Apparently, Trump knows how they feel. Accusing Chinese officials of not honoring the terms of a trade agreement, the president today announced a new 10% tariff on $300 billion of Chinese imports not already covered by previous rounds of tariffs. While it’s not at the 25% level once threatened, the new levy—which goes into effect Sept. 1—should ensure virtually every good produced in China will cost more in the US. It’s not clear how China will respond, but retaliation seems likely.
The new tariffs will strike a wide swath of consumer goods, including toys, sports equipment, household electronics, and clothing. Investors, not happy about the prospect of holiday-season shoppers paying more for presents, responded by dumping shares of retailers most likely to feel the sting. Apple, Gap, and Best Buy all fell on the news.

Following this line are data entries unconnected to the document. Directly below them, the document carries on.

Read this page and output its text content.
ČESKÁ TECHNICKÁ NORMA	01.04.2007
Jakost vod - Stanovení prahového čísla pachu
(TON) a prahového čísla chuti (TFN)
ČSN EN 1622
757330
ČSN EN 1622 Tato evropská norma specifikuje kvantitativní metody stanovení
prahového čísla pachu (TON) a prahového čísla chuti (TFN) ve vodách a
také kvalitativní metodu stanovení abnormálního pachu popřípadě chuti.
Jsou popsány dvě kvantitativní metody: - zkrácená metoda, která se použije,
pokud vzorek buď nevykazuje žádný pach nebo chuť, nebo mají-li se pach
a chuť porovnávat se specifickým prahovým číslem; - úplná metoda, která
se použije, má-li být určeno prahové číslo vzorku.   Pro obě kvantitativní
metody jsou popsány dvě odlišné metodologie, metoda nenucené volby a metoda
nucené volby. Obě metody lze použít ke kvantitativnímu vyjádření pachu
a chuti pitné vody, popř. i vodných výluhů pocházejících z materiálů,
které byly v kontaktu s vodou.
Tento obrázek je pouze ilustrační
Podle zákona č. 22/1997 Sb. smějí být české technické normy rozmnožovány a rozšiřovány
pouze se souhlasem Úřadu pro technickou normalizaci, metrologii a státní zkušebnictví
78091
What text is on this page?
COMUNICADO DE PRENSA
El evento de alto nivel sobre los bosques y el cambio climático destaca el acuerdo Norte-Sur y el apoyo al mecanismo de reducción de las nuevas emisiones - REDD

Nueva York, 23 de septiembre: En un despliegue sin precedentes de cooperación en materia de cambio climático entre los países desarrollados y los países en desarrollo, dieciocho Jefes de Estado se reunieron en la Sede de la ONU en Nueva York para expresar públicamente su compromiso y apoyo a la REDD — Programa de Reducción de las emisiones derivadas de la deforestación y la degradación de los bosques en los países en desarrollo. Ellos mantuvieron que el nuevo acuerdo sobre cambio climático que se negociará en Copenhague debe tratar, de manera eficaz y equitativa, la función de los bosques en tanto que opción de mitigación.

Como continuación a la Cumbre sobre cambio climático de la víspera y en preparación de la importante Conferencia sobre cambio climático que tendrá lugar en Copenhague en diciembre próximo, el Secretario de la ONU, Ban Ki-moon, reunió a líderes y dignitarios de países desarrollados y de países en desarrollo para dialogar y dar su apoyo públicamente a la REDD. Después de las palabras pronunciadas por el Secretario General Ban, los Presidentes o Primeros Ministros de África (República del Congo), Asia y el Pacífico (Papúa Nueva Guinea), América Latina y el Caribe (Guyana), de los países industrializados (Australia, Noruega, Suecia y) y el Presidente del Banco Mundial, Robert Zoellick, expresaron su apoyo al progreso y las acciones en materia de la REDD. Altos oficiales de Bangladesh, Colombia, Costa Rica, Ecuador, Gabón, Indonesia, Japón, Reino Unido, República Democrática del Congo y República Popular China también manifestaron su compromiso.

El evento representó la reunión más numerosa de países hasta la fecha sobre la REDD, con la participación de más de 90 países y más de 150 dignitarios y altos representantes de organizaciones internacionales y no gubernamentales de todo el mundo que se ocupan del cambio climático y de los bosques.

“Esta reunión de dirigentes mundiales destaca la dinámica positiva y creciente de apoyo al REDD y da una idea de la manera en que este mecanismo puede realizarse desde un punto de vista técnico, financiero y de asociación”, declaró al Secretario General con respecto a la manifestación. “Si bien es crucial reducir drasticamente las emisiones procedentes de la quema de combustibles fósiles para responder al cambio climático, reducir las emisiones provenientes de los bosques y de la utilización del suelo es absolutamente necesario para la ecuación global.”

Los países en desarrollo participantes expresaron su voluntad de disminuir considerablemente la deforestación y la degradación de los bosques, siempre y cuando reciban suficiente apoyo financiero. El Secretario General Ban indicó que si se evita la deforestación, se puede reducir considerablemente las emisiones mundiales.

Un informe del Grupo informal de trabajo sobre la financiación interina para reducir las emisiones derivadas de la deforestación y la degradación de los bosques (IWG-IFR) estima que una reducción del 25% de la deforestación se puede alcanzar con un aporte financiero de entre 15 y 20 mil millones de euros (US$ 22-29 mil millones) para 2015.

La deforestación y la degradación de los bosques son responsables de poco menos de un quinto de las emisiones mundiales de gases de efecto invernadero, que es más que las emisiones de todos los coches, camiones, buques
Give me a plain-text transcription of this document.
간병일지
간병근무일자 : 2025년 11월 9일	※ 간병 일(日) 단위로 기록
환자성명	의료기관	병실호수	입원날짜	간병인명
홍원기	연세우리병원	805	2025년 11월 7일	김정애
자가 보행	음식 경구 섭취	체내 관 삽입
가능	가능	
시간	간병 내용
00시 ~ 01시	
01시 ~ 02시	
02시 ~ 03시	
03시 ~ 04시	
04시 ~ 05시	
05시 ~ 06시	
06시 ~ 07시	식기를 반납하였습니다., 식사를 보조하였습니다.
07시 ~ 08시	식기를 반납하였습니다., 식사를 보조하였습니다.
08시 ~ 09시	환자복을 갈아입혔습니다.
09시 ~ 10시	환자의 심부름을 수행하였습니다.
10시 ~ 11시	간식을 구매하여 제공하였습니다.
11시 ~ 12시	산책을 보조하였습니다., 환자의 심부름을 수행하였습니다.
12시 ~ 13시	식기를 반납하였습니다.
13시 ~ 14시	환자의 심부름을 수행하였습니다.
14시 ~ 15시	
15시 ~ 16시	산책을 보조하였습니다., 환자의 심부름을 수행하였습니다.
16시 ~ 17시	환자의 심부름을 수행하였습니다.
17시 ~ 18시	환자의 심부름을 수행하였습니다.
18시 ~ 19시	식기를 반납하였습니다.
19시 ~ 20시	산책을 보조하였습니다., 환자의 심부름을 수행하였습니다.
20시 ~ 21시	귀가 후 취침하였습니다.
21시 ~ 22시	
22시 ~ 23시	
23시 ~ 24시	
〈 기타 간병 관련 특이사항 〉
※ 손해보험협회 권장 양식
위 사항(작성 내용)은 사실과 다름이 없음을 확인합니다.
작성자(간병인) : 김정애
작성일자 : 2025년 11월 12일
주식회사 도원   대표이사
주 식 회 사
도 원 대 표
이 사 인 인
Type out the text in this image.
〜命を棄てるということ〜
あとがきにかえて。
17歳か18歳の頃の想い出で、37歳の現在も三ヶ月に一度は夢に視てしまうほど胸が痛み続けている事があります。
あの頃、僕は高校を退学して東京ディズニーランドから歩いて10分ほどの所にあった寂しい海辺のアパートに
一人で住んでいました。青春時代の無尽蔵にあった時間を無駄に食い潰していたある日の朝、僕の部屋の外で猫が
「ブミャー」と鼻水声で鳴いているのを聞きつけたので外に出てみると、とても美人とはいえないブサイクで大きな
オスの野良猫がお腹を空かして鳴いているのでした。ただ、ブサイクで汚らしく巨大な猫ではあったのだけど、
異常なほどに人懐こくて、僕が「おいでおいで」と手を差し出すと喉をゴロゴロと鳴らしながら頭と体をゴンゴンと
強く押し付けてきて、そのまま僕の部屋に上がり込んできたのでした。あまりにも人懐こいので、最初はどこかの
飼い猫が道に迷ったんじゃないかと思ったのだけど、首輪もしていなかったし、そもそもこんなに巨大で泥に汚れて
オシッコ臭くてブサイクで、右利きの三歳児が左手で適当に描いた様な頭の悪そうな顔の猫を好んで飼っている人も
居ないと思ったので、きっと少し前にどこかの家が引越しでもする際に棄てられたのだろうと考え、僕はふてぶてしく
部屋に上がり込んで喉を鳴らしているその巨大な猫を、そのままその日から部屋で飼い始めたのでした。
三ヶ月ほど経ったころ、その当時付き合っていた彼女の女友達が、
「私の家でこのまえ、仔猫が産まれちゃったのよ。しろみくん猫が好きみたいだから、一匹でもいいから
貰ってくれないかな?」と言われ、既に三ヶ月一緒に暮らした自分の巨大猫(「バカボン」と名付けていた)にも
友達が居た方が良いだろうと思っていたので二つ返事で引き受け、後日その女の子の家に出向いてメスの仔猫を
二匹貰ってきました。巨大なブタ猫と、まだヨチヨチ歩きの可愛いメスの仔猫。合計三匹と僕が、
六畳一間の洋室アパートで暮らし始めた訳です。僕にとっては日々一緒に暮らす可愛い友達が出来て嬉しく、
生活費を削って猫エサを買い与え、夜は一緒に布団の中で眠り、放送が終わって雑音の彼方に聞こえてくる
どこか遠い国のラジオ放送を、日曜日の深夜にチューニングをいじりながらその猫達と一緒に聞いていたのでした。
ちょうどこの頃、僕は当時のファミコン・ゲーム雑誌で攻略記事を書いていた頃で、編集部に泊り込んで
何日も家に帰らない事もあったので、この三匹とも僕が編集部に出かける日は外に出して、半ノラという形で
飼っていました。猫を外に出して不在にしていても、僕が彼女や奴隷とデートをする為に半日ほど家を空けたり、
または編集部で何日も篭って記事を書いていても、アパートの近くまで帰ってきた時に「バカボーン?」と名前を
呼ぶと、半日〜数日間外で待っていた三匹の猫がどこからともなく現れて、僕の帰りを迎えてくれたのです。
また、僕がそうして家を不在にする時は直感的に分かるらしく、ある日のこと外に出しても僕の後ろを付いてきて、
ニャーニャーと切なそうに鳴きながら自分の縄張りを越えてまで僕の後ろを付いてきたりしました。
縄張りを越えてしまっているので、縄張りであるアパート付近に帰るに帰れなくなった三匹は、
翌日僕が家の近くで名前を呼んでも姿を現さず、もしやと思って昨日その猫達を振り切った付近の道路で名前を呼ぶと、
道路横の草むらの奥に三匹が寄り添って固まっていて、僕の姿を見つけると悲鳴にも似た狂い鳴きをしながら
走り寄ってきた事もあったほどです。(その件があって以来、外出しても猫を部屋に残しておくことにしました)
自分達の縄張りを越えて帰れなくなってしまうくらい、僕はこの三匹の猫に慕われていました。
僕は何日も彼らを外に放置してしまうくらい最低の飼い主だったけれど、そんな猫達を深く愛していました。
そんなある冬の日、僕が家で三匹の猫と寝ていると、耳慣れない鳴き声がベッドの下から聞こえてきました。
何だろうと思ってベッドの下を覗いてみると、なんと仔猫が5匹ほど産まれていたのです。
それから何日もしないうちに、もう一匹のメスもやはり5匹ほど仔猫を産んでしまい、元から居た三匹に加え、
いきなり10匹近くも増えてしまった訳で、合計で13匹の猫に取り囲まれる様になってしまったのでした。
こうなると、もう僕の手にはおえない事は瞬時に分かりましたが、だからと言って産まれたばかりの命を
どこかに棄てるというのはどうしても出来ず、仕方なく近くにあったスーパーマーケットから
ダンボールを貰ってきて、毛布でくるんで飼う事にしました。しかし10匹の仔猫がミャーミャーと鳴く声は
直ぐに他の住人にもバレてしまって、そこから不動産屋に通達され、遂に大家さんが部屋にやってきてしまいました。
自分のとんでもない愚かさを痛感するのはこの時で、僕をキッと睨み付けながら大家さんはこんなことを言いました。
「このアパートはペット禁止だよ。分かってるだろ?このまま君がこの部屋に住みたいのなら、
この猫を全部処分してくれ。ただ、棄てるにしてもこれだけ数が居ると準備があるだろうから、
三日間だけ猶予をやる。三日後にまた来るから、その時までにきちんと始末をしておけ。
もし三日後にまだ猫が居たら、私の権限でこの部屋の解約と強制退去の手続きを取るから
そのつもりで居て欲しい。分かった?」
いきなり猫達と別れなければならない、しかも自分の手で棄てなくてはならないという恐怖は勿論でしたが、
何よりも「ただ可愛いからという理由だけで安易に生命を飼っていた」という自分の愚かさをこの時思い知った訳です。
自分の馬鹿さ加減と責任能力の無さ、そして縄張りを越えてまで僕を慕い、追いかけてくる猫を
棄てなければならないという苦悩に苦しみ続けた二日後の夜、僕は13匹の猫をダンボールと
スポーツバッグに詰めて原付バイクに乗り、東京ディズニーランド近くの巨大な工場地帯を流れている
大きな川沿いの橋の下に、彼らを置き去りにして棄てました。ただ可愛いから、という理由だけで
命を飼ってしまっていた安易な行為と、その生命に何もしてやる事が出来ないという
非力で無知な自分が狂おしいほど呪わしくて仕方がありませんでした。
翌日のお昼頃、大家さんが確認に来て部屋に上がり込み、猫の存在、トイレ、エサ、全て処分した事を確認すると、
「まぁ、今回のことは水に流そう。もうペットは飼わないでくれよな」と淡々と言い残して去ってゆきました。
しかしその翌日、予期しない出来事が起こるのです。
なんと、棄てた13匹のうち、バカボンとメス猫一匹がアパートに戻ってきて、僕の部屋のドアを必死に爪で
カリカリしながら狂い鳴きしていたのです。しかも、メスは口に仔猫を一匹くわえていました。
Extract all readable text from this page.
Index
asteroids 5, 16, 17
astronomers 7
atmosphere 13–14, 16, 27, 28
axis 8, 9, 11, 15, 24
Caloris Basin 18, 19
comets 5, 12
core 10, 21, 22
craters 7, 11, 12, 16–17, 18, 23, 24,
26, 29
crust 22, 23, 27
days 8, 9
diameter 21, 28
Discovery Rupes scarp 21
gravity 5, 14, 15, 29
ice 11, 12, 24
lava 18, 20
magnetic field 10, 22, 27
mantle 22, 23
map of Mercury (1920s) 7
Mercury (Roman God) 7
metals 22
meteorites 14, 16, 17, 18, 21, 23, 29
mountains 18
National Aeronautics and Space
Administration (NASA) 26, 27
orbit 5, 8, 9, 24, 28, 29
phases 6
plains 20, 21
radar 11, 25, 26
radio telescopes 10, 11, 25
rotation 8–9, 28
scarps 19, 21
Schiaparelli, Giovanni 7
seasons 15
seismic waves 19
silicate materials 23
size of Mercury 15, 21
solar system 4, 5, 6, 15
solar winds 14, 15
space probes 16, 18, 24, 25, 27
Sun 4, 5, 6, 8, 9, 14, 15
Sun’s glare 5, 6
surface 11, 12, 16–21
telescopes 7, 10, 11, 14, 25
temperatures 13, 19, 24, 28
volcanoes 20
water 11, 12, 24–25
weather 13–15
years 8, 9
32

The announcement comes a day after Federal Reserve chair Jerome Powell cited ongoing trade tensions as justification for the Fed’s first interest rate cut in a decade. Investors, who’d been hoping for a more positive signal, sold off shares based on the gloomy messaging (and Powell’s declaration no other cuts were planned), and today’s move is unlikely to buoy them.
As with many administration decisions, it’s hard to divine whether the new tariffs are part of a broader negotiating strategy, or just a fit of pique from a president who felt he didn’t get what he was promised. In a series of tweets, Trump accused China of reneging on an agreement to buy US agricultural goods and of failing to block the flow of the drug fentanyl into the US.
Whatever the motivations, the new tariffs are sure to slow growth not just in the US, but around the world. The OECD forecasts global trade falling 1.6% and global growth slowing 0.7% in a worst-case tariff scenario of mutual 25% tariffs on all goods traded between the US and China. We’re not there yet, but it’s not hard to see where this is heading.